Abstract: Vowels produced with concomitant frication are observed in a wide range of languages and suggest a few interesting complications to phonological theory. After surveying the cross-linguistic similarities and differences that hold within the class of spirantized vowels, I put forward a series of phonetically natural sound changes to motivate their odd phonological behavior and explain their distribution. I additionally highlight the need for further research on languages with spirantized vowels, speakers of which are conveniently available on most American university campuses.
It’s that time of year again: the Linguistics Holiday Party is coming up soon! Make sure to mark your calendars for 3:30-5:00 PM on Monday, December 9, in the Greenberg Room.
All are welcome!
Consulting Professor Ron Kaplan, Senior Director at Nuance Communications, has been awarded an honorary doctorate from University of Copenhagen, in recognition of his contributions to theoretical linguistics, computational linguistics, and applications of language technology.

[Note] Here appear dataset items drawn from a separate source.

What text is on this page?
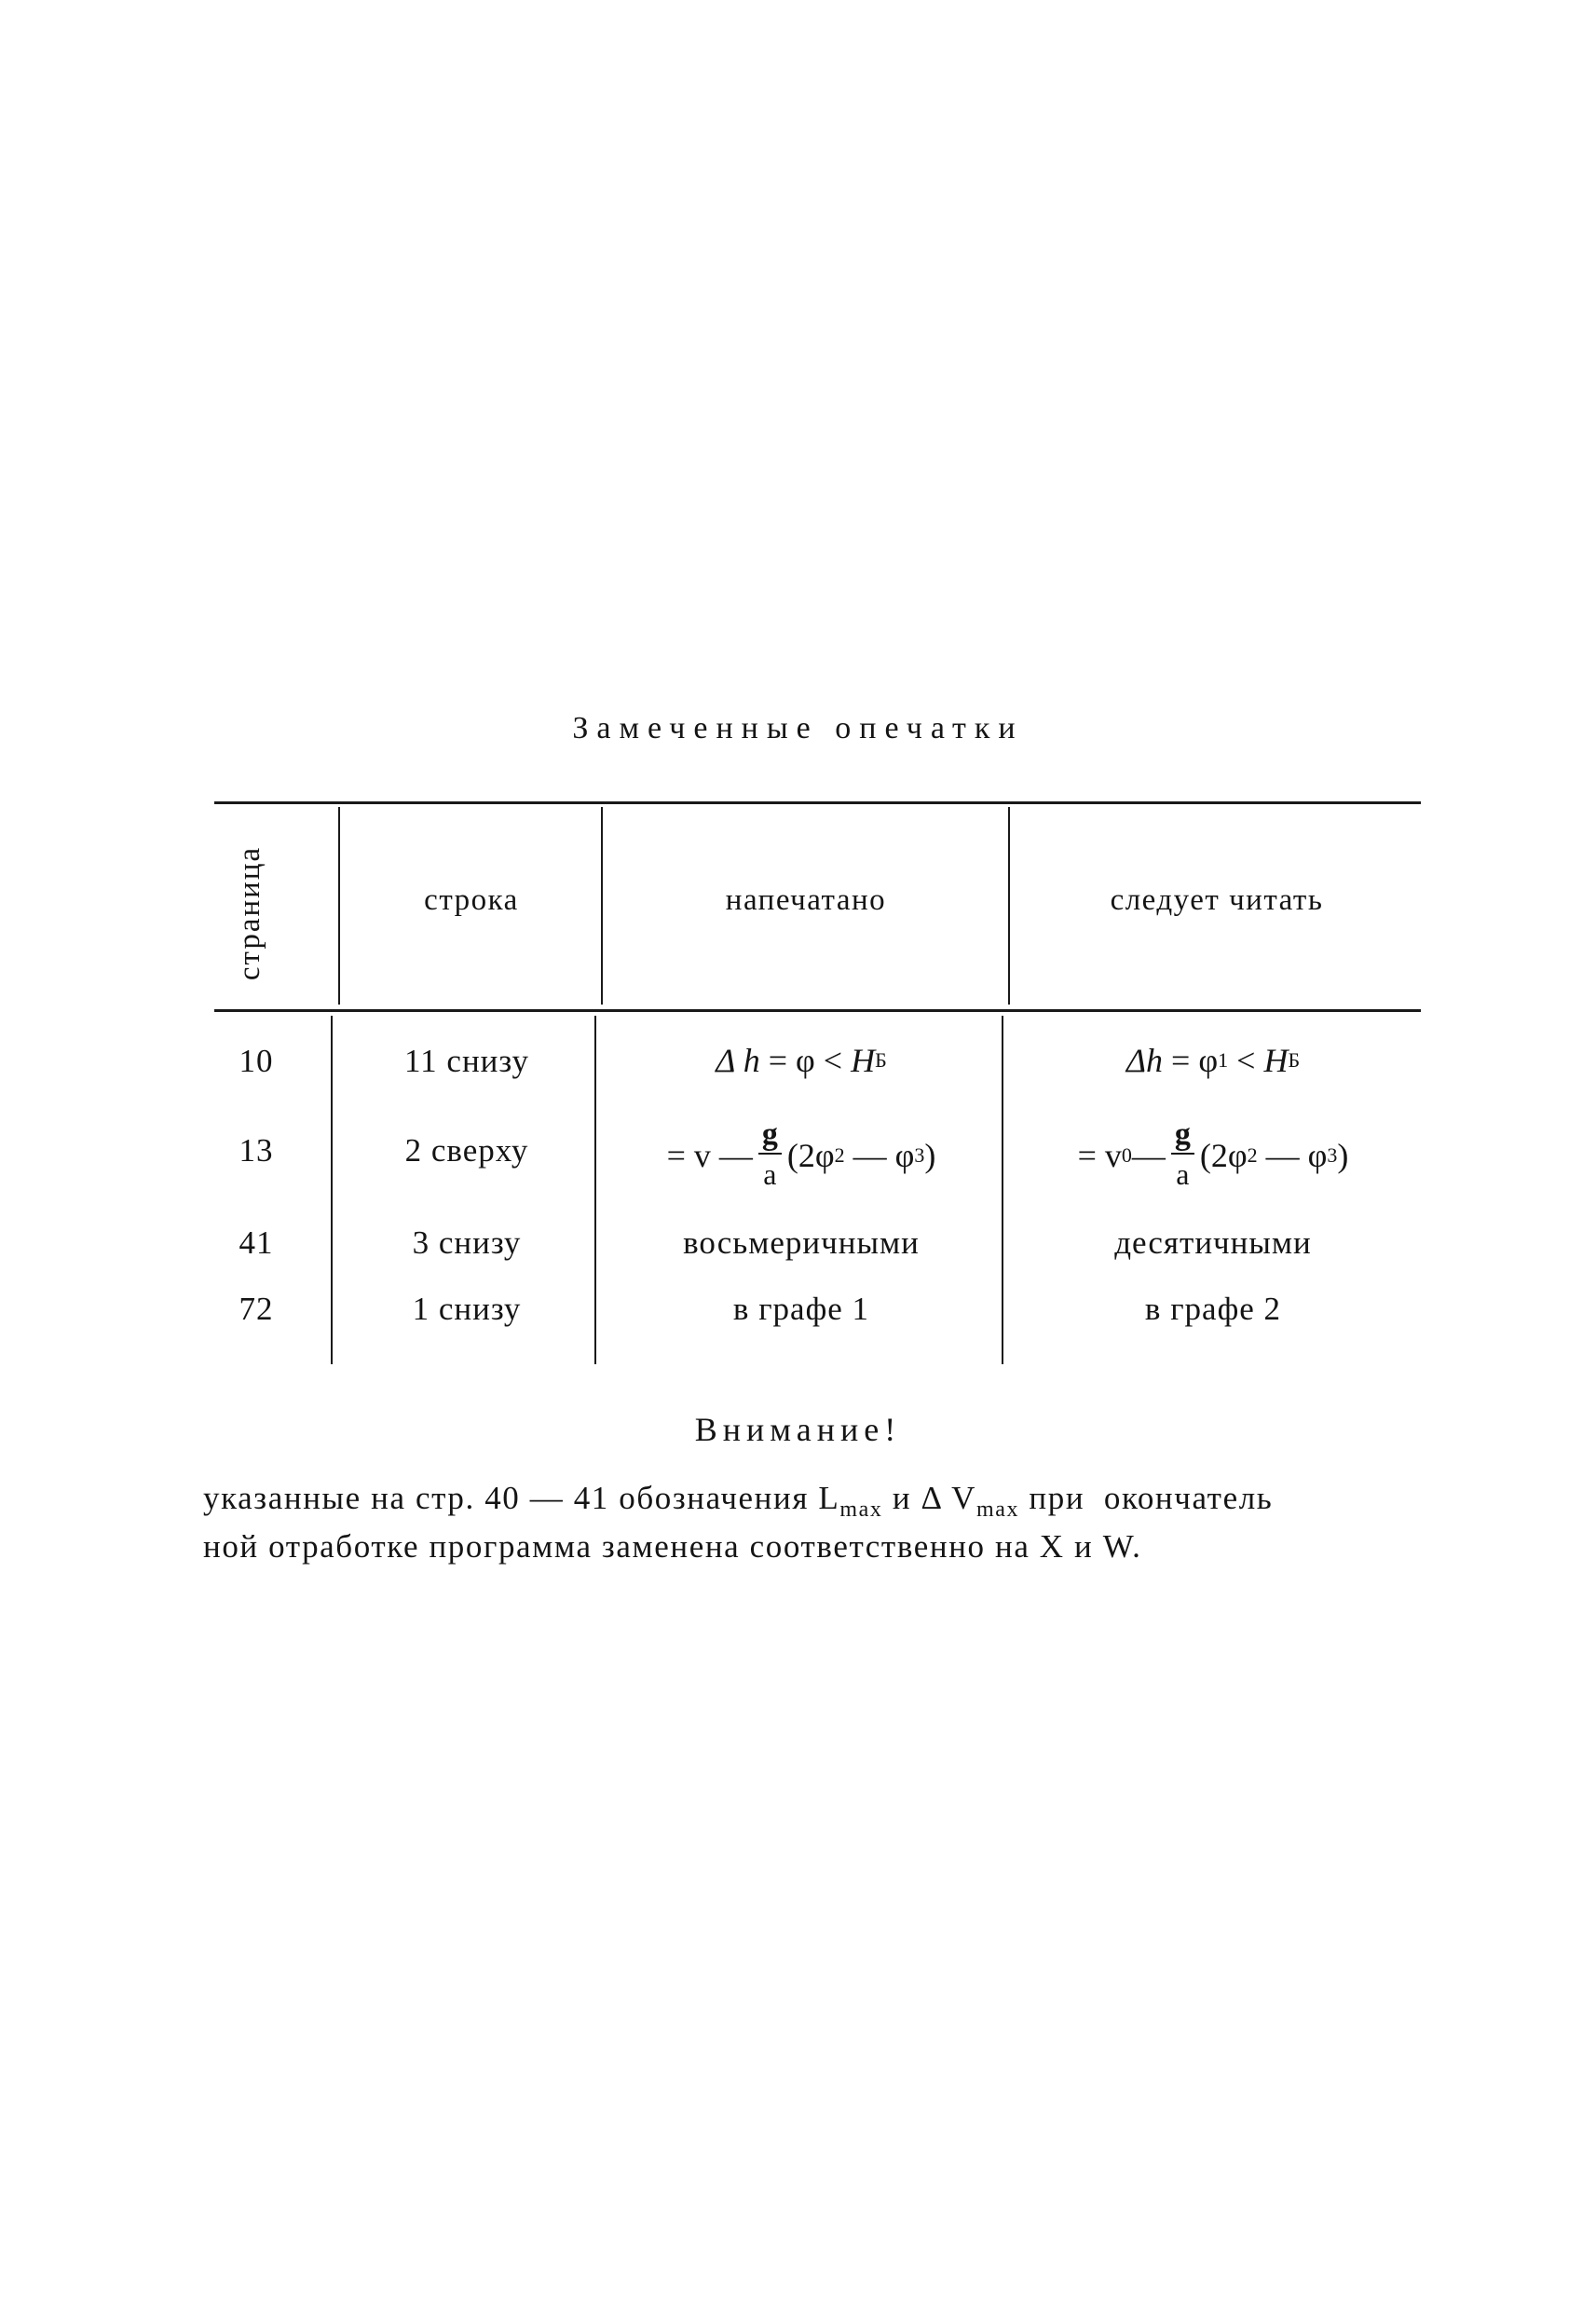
Замеченные опечатки
страница	строка	напечатано	следует читать
10	11 снизу	Δ h = φ < H Б	Δh = φ 1 < H Б
13	2 сверху	= v — $\frac{g}{a} (2\varphi$ 2 — φ 3 )	= v 0 — $\frac{g}{a} (2\varphi$ 2 — φ 3 )
41	3 снизу	восьмеричными	десятичными
72	1 снизу	в графе 1	в графе 2
Внимание!
указанные на стр. 40 — 41 обозначения $L_{max}$ и Δ $V_{max}$ при  окончатель
ной отработке программа заменена соответственно на X и W.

Read more about it here.
Dan Jurafsky presented “Extracting Social Meaning from the Everyday” at Georgetown University’s Guest Speaker Series on November 12.
Stephanie Shih presented “Local Interactions In Agreement By Correspondence” at the UCLA Phonology Seminar on the 20th.
Rob Podesva gave a colloquium at Pomona College yesterday (Nov. 21) and will give a UCLA colloquium today (Nov. 22) entitled “Social Constraints On The Phonetic Realization Of /S/ In Inland California: Effects Of Conservatism And Normative Gender”.
A physicist, a mathematician and an engineer stay in a hotel.
The engineer is awakened by a smell and gets up to check it. He finds a fire in the hallway, sees a nearby fire extinguisher and after extinguishing it, goes back to bed.
Later that night, the physicist gets up, again because of the smell of fire. He quickly gets up and sees the fire in the hallway. After calculating air pressure, flame temperature and humidity as well as distance to the fire and projected trajectory, he extinguishes the fire with the least amount of fluid.
At last, the mathematician awakes, only again to find a fire in the hallway. He instantly sees the extinguisher and thinks, “A solution exists!”, and heads back into his room.